Low-Overhead Energy Estimation for Energy-Aware Online Scheduling Techniques
In the last couple of years, Moore's law has been superseded by power and energy consumption as the main limiting factor in creating larger and more powerful digital devices. For the processor to work, energy needs to be supplied to the billions of transistors in the form of electrical current. Today's transistors require a voltage of around 1 volt, yet it is not unusual for a high-performance processor to consume hundreds of watts requiring a current in the order of hundreds of amps. After being used for computation, the energy has to be removed as heat from the package. The energy density at the surface of the die can easily surpass the one of a hot plate requiring expensive cooling solutions.

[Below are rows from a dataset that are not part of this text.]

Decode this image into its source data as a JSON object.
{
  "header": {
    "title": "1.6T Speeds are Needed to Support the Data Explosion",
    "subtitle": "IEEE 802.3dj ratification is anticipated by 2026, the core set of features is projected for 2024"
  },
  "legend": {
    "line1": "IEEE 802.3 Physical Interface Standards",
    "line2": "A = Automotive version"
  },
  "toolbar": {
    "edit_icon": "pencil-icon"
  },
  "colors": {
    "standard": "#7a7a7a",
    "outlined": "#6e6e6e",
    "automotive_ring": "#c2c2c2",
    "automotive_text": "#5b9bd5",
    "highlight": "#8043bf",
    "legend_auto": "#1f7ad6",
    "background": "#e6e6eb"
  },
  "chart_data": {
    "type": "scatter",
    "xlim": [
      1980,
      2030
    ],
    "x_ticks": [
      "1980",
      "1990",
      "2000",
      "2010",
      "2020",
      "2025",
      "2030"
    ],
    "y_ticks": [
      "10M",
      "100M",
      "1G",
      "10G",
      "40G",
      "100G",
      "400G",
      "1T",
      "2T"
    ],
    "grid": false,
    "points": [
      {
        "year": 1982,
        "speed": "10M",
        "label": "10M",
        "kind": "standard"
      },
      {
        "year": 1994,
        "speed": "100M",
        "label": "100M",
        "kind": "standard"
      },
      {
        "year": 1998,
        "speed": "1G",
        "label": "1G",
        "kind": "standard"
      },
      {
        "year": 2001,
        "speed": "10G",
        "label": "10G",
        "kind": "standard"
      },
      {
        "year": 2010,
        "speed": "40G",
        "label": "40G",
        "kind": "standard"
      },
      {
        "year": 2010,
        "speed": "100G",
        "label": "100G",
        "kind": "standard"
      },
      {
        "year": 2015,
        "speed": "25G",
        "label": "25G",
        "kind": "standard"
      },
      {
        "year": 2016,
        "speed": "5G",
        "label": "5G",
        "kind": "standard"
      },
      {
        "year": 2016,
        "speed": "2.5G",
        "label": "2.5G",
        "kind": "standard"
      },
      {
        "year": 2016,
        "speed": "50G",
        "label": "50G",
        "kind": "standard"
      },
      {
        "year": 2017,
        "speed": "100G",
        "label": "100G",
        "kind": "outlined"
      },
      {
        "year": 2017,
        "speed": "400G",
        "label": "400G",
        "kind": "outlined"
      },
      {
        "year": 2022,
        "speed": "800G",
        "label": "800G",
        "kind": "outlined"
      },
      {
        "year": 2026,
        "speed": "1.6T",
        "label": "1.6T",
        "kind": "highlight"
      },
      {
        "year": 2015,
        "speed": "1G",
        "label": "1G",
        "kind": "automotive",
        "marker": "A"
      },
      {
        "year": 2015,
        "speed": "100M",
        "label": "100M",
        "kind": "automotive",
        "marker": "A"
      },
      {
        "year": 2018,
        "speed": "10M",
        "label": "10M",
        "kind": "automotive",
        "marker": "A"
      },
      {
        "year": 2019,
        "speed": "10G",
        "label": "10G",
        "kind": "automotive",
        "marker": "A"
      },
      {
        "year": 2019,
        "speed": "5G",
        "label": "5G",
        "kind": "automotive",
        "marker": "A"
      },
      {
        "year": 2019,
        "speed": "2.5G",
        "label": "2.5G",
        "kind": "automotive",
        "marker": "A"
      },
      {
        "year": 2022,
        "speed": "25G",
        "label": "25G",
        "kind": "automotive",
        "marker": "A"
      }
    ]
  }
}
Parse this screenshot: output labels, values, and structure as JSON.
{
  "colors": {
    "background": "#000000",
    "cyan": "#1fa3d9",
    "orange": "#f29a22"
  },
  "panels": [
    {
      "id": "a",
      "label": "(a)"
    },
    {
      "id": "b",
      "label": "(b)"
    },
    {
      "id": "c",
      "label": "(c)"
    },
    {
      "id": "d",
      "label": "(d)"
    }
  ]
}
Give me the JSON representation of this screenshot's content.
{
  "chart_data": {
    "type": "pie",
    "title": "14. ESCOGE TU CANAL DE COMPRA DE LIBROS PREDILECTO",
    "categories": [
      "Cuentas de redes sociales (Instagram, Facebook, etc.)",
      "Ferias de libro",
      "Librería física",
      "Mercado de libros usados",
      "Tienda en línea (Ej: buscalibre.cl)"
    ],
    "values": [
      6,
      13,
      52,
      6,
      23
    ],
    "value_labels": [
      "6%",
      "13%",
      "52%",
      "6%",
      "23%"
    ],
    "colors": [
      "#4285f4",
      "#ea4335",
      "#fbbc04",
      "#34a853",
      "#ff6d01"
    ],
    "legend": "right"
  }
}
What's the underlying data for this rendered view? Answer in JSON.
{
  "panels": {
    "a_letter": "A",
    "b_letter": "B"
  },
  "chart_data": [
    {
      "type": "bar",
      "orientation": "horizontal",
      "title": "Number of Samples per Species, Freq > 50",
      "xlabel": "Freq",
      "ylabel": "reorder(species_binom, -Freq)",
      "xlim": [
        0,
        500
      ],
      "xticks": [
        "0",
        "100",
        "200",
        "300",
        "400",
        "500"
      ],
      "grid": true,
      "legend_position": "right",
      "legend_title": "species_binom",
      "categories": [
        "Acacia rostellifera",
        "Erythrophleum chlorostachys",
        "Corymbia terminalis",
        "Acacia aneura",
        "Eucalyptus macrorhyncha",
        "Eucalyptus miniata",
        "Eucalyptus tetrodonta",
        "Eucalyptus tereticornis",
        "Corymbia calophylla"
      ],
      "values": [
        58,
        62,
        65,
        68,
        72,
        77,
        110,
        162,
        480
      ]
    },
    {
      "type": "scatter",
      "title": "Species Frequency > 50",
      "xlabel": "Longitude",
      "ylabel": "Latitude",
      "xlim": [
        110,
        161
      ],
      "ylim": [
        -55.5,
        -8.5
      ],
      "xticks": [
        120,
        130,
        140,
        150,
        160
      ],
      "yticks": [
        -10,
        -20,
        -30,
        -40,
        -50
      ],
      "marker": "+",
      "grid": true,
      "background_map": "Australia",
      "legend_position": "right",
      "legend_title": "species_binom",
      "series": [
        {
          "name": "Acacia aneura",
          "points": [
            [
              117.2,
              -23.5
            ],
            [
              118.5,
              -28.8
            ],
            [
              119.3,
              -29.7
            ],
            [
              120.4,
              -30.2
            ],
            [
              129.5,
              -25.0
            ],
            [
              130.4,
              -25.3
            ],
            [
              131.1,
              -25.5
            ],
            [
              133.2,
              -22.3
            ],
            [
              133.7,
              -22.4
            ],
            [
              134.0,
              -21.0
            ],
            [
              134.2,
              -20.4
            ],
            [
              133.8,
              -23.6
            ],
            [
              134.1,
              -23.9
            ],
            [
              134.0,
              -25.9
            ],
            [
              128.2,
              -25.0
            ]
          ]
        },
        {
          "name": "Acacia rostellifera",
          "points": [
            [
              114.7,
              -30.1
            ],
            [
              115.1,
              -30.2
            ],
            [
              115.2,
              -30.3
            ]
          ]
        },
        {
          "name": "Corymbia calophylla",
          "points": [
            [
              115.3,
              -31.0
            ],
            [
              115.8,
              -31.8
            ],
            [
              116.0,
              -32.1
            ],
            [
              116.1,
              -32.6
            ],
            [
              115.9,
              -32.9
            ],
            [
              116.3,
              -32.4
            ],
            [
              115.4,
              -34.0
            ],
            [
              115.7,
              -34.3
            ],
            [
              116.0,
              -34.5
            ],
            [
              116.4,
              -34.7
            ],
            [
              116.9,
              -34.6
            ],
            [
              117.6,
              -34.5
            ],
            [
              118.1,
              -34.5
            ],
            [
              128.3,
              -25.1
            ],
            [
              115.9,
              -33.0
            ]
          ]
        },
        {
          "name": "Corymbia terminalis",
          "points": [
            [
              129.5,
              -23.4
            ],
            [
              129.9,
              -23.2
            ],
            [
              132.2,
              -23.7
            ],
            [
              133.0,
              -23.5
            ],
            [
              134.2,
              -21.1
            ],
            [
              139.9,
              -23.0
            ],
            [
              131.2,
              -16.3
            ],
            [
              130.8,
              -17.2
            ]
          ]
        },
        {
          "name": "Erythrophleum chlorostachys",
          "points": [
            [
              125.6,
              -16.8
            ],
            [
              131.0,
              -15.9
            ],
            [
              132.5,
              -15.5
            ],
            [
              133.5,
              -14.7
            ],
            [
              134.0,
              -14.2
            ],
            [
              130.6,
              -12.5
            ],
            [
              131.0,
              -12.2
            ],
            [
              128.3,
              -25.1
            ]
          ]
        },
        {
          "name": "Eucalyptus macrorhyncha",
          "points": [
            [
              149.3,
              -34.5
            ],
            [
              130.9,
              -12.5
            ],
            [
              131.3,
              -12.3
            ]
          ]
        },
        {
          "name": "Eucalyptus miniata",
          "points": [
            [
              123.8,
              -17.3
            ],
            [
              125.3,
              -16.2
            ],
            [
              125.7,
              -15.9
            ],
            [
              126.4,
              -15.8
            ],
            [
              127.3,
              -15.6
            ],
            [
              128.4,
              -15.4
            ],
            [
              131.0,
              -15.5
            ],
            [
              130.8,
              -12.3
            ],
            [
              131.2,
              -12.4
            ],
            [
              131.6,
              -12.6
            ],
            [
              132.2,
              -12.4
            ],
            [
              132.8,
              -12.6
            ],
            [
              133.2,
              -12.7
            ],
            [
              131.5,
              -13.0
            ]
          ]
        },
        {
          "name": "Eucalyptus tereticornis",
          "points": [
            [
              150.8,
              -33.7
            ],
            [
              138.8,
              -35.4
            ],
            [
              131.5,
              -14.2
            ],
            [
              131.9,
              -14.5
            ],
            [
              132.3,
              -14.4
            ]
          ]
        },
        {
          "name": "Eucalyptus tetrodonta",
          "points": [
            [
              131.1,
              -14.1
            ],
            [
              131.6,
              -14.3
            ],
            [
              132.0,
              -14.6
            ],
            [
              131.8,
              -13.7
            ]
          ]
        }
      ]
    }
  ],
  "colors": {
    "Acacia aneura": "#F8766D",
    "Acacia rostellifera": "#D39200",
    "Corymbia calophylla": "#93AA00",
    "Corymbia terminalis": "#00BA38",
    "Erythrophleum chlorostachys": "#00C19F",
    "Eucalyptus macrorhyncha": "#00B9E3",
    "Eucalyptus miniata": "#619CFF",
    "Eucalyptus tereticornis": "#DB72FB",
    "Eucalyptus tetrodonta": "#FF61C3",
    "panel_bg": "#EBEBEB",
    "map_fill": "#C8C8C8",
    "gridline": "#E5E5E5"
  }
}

In mobile applications power also plays a central role as portable devices are usually powered with a battery. Maximizing battery life requires the SoC to make energy-aware decisions to minimize power consumption. There is also a demand for more compute power in automotive application but reliability requirements usually prevent active cooling solutions for the processors. If left standing in the sun, cars can heat up to extreme temperatures, yet it is still expected for all the processors to be adequately cooled, directly enforcing a power limit.
In order to work with a limited power budget, we need to know the current power consumption of the processor to not exceed the given power budget. Power can be measured by introducing an external voltage and current meter in the processor’s power supply to sample its power consumption. However, this would make the fabrication of the power supply more expensive. In mobile applications, there might not even be any available space to account for such an external measurement circuit.
Our approach aims to estimate the power consumption with no hardware and only a very small software overhead. We achieve this goal by analyzing the current architectural state of the processor and using this information to estimate the power consumption within 15% of a dedicated measurement circuit.
As previously stated, we cannot use any external power meter to measure the power currently consumed by the processor. However, we should be able to estimate the power consumed by measuring the load of the processor and what sort of workloads it executes.
Modern processors have specialized performance registers, where they present information about a certain aspect of their execution. These registers are primarily meant to be used by software developers to optimize their application. In the case of an ARMv8 processor, values like the number of retired instructions or the amount of data written to memory can be accessed. These performance registers are well suited to estimate the power consumption of the processor, as they provide us with insight about the nature of the processor’s current workload.
The Power consumed of a digital circuit can be calculated with:
where is the power consumed when the system is idle, is the voltage, the frequency, a constant, and the switching activity of the circuit.  The switching activity is directly linked to the load of the processor; if the processor is busy its transistors keep switching resulting in a high activity
We want to simplify formula 1 to better understand the dependency between power and the switching activity, respectively the load. We can assume that both frequency and voltage stay constant if we sample at a high enough rate. Formula 1 can therefore be rewritten as , where and are natural numbers. We can now use the dependency between and the load of the processor to deduce:
where and are again natural numbers.
Once we know coefficients and , we can relate the load of the processor to its power consumption, without needing an external voltage / current meter. To find and , one single modified system with a power meter is required. In this system, we can measure the power and the load and use a statistical method (like linear regression) to fit and
Figure 1: Energy consumption of the ARM processor running a benchmark suite. The orange curve shows the power reported by the voltage / current meter, the yellow border shows the error the meters introduce, and finally, the blue curve denotes the power predicted with our method.
ARMv8 processors allow us to measure only 3 to 8 performance registers concurrently. This forces us to select the events that best correlate with the load specified in formula 2.
We evaluated the best correlating events by doing an exhaustive search. A subset of the resulting correlation matrix can be found in figure 2. The x-axis denotes the different performance registers whereas the y-axis shows the different benchmarks. A value of 1 means a high pearson correlation coefficient between the register content and the power of a certain benchmark, 0 a non-existing correlation. We can see in figure 2, that memory movement (either refill of the L1 caches or access in main memory) but also the number of retired instructions correlate well with the power.
This method easily allows us to find an optimal set of performance registers to estimate the load which in turn correlates to the power. So far, we can estimate the processor's performance with this method with an error of less than 15%. As you can see in figure 1, the error is comparable to the uncertainty of the external of the INA3221 used as a reference value.
Figure 2: Correlation between the individual performance registers (x-axis) and the activity for two selected benchmark applications.
Our approach uses performance registers already present to estimate the real-time power consumption of a processor or a system on chip without requiring additional hardware.
From sampling the load of the processor only, we can in real-time estimate the power currently consumed allowing us to tackle the problems mentioned in the introduction. For applications with a fixed power budget or limited heat dissipation capabilities we can estimate the power consumed online and slow the processor down should the power consumption exceed the given budget or if there is an imminent danger of overheating the system.
 The voltage is linked to the frequency; if the processor runs at a higher frequency a higher voltage is required for stable operation.